Je suis Denis Jimenez, j’ai 63 ans et je suis Français résidant au Mexique. Diplômé en électronique et arts graphiques, j’ai d’abord créé puis vendu mon entreprise de décoration pour une aventure en voilier avec ma femme et nos deux fils. Après une traversée de l’Atlantique et deux ans de navigation, nous avons vendu notre monocoque pour dessiner et construire un catamaran de 48’ (14.50m) plus confortable. Après une seconde traversée de l’Atlantique et quelques années de navigation, nos fils volant de leurs propres ailes, nous avons vendu le catamaran. Déjà frappés par la pollution marine, nous avons découvert en 2015, au Mexique l’invasion des algues sargasses. C’est à ce moment que j’ai conçu le concept global « The Ocean Cleaner » en inventant le Sargaboat® et la Sargatrailer®. Le premier bateau de récolte en mer, équipé de remorques autonomes, capable de récolter non-stop le long de barrières flottantes.
Vous avez créé une entreprise ayant pour objectif de préserver les plages, le littoral de la pollution. Quelles ont été vos motivations pour agir dans un pays étranger et pour fonder The Ocean Cleaner ?

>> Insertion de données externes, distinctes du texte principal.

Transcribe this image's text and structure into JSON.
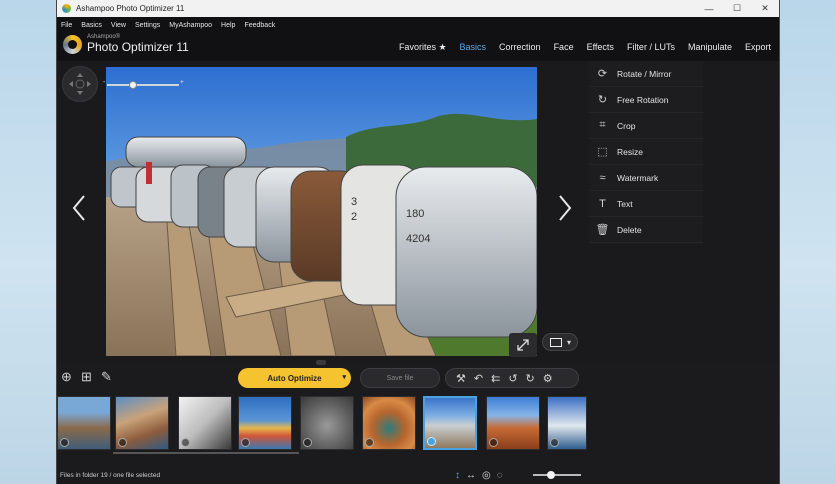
{
  "window": {
    "title": "Ashampoo Photo Optimizer 11",
    "controls": [
      "—",
      "☐",
      "✕"
    ]
  },
  "menu": [
    "File",
    "Basics",
    "View",
    "Settings",
    "MyAshampoo",
    "Help",
    "Feedback"
  ],
  "header": {
    "brand": "Ashampoo®",
    "product": "Photo Optimizer 11",
    "tabs": [
      "Favorites ★",
      "Basics",
      "Correction",
      "Face",
      "Effects",
      "Filter / LUTs",
      "Manipulate",
      "Export"
    ],
    "active_tab": "Basics"
  },
  "viewer": {
    "prev_glyph": "‹",
    "next_glyph": "›",
    "zoom_minus": "-",
    "zoom_plus": "+",
    "zoom_level": 0.35
  },
  "tools": [
    {
      "label": "Rotate / Mirror",
      "icon": "rotate-icon"
    },
    {
      "label": "Free Rotation",
      "icon": "free-rotation-icon"
    },
    {
      "label": "Crop",
      "icon": "crop-icon"
    },
    {
      "label": "Resize",
      "icon": "resize-icon"
    },
    {
      "label": "Watermark",
      "icon": "watermark-icon"
    },
    {
      "label": "Text",
      "icon": "text-icon"
    },
    {
      "label": "Delete",
      "icon": "delete-icon"
    }
  ],
  "actions": {
    "auto_optimize": "Auto Optimize",
    "save_file": "Save file"
  },
  "filmstrip": {
    "thumbnails": [
      {
        "subject": "coastal cliffs",
        "selected": false
      },
      {
        "subject": "seaside village",
        "selected": false
      },
      {
        "subject": "pier black and white",
        "selected": false
      },
      {
        "subject": "colorful beach huts",
        "selected": false
      },
      {
        "subject": "route 66 sign",
        "selected": false
      },
      {
        "subject": "horseshoe bend",
        "selected": false
      },
      {
        "subject": "mailboxes",
        "selected": true
      },
      {
        "subject": "desert mesas",
        "selected": false
      },
      {
        "subject": "harbor town",
        "selected": false
      }
    ]
  },
  "status": {
    "text": "Files in folder 19 / one file selected"
  },
  "colors": {
    "accent": "#5aa9e8",
    "button_primary": "#f5c230",
    "background": "#1b1b1d"
  }
}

Nous avons choisi le Mexique car déjà nous y avons été très bien accueillis et je pense que nous nous sommes très bien intégrés. Ensuite, c’est aussi sur la Riviera Maya que nous avons découvert l’invasion des sargasses, un très grave problème économique, sanitaire et écologique. D’ici on voit mieux l’impact, la récurrence, les tentatives de gestion du ramassage au recyclage. Nous sommes au coeur du problème que nous combattons, on ne perd pas le contact avec la réalité, c’est pour moi une évidence !
Quels sont vos projets pour le futur? Envisagez-vous d’élargir l’utilisation de The Ocean Cleaner à d’autres régions du monde touchées par des problèmes similaires d’invasion d’algues ou de pollution plastique ?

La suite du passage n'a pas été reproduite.